Further thoughts on William Greaves and Symbiopsychotaxiplasm

Last night I watched an hour-long documentary on the direct William Greaves, which cleared up some of my confusion about his astonishing and unique documentary/drama, Symbiopsychotaxiplasm: Take One. The documentary made it clear that Greaves had a lot of acting experience in his youth, including training at the famous Actors' Studio in NYC, where he was imbued with the technique of Stanislavski: Actors inhabit and create the characters; use of lots of improvisational exercises to learn the craft. Greaves walked away from a promising acting career and studied documentary film and became an extremely successful and appreciated documentary filmmaker, focusing primarily on various aspects of black life and culture in America (his work includes what may have been the first documentary bio on Muhammed Ali). All this before he began to shoot Symbio (in 1968).

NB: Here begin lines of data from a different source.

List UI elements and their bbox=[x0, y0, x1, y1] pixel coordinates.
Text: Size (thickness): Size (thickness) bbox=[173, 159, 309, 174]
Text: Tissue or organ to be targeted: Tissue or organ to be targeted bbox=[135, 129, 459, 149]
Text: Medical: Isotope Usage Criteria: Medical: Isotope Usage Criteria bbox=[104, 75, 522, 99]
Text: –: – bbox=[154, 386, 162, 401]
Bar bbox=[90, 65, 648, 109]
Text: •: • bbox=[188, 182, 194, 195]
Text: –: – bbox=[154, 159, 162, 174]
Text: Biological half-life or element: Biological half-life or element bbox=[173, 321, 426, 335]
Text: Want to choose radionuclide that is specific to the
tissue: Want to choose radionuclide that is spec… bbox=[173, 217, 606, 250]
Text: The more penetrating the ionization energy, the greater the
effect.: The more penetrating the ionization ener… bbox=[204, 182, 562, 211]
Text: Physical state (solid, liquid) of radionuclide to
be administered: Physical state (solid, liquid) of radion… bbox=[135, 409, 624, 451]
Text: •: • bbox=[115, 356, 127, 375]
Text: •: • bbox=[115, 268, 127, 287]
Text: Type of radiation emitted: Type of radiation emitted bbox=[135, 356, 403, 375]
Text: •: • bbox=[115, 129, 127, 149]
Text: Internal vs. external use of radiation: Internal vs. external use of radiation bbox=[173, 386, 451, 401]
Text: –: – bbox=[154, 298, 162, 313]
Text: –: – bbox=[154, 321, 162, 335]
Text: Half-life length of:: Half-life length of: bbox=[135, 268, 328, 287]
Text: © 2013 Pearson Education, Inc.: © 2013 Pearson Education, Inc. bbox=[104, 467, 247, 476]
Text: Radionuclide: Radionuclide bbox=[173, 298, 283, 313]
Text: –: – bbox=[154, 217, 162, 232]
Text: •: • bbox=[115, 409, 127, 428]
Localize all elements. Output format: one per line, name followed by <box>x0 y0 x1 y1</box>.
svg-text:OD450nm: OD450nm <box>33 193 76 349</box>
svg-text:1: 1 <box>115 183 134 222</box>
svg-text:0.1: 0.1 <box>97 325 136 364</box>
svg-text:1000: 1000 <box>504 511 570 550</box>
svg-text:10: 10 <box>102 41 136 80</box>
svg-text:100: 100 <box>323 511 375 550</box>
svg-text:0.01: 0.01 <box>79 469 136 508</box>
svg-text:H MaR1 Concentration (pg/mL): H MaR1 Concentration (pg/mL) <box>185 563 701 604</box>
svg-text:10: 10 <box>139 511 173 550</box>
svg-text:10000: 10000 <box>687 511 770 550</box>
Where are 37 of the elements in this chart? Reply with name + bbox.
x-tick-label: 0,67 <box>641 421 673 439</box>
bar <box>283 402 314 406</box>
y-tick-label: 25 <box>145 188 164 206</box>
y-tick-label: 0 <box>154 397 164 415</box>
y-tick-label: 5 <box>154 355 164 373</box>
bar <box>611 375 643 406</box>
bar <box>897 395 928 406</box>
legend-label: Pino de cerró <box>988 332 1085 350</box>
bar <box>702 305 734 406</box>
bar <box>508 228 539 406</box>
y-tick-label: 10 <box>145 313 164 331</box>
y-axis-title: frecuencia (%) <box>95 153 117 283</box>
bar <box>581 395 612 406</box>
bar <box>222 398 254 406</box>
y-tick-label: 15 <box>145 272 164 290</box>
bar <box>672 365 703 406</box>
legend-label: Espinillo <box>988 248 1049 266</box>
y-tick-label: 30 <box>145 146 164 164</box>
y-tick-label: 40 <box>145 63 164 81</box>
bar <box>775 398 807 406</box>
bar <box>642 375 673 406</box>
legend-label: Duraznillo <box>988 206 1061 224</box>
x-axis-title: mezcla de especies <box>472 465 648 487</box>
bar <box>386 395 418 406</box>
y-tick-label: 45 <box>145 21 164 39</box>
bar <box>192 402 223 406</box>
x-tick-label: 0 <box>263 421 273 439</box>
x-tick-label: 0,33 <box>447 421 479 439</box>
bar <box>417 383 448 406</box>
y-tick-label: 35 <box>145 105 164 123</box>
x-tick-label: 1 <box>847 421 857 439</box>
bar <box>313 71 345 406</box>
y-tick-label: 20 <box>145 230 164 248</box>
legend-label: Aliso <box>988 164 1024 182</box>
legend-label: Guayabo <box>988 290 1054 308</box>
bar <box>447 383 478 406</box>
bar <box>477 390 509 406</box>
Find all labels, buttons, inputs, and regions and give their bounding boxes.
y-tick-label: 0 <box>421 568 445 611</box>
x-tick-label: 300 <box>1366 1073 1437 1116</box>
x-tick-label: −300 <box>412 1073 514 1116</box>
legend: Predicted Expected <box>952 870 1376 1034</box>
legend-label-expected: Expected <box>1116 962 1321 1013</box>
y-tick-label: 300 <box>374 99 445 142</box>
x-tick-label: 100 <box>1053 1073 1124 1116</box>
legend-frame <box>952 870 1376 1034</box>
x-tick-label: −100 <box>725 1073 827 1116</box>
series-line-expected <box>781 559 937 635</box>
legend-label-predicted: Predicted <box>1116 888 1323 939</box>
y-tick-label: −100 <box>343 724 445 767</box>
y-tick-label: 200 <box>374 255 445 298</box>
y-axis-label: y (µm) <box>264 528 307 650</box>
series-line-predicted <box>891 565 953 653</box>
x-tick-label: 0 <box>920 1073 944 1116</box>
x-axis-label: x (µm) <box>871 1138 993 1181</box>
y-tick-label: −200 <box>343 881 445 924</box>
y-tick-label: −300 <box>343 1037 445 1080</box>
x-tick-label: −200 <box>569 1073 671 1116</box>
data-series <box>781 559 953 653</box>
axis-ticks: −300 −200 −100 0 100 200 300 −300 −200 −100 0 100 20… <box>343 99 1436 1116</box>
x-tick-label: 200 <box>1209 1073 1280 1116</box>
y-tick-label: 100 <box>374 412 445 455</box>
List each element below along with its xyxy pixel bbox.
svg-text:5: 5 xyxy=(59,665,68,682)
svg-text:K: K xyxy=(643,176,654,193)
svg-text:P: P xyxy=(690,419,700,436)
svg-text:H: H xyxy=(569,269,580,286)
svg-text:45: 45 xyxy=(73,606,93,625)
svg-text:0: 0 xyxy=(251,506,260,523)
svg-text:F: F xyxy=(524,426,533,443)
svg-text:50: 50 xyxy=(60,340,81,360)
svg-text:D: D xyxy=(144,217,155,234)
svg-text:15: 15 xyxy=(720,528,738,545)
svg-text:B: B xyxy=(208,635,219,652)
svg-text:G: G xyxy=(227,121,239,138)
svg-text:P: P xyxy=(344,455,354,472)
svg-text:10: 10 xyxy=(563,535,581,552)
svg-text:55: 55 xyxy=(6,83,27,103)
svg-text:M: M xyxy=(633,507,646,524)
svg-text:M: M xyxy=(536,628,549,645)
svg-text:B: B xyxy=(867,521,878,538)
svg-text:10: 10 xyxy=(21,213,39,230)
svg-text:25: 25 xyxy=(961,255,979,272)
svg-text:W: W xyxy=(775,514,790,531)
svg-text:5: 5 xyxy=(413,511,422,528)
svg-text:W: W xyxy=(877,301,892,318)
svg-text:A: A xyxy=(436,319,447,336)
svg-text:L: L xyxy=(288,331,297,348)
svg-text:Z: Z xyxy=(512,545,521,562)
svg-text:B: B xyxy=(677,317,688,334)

So with that background it's obvious that Greaves knew exactly what he was doing in shooting Symbio and all the directorial bumbling, the indirection, the unfamiliarity with equipment and with shooting protocols, the weird instructions to the actors, the lack of clear instruction to the crew - all this was an act, playing a role - with the goal of provoking the crew the bridle at the director, to express their doubts about his skill and about about the whole project, and to begin a mini-revolt against the project itself: 3 layers, in a sense, with Greaves at the center, playing the role of a director in over his head; the "actors" several man-woman duos of pro actors whom Greaves directs (or misdirects) in various readings of a lovers' dispute,\ (the script is intentionally bad) seemingly auditioning for a part in a movie to be; and the crew (not actors, just the actual team of photographers, production managers, sound and light, etc.) filming the project, itself in 3 layers, one filming the "actors" as if that's to be an end product in itself, the 2nd filming the making of this film, and the 3rd instructed to shoot anything of interest, including people passing by in Central Park. When Greaves pulls it together in the final edit, we have a film that like non other shows the filmmaking process and captures the anxieties and tensions among cast and crew.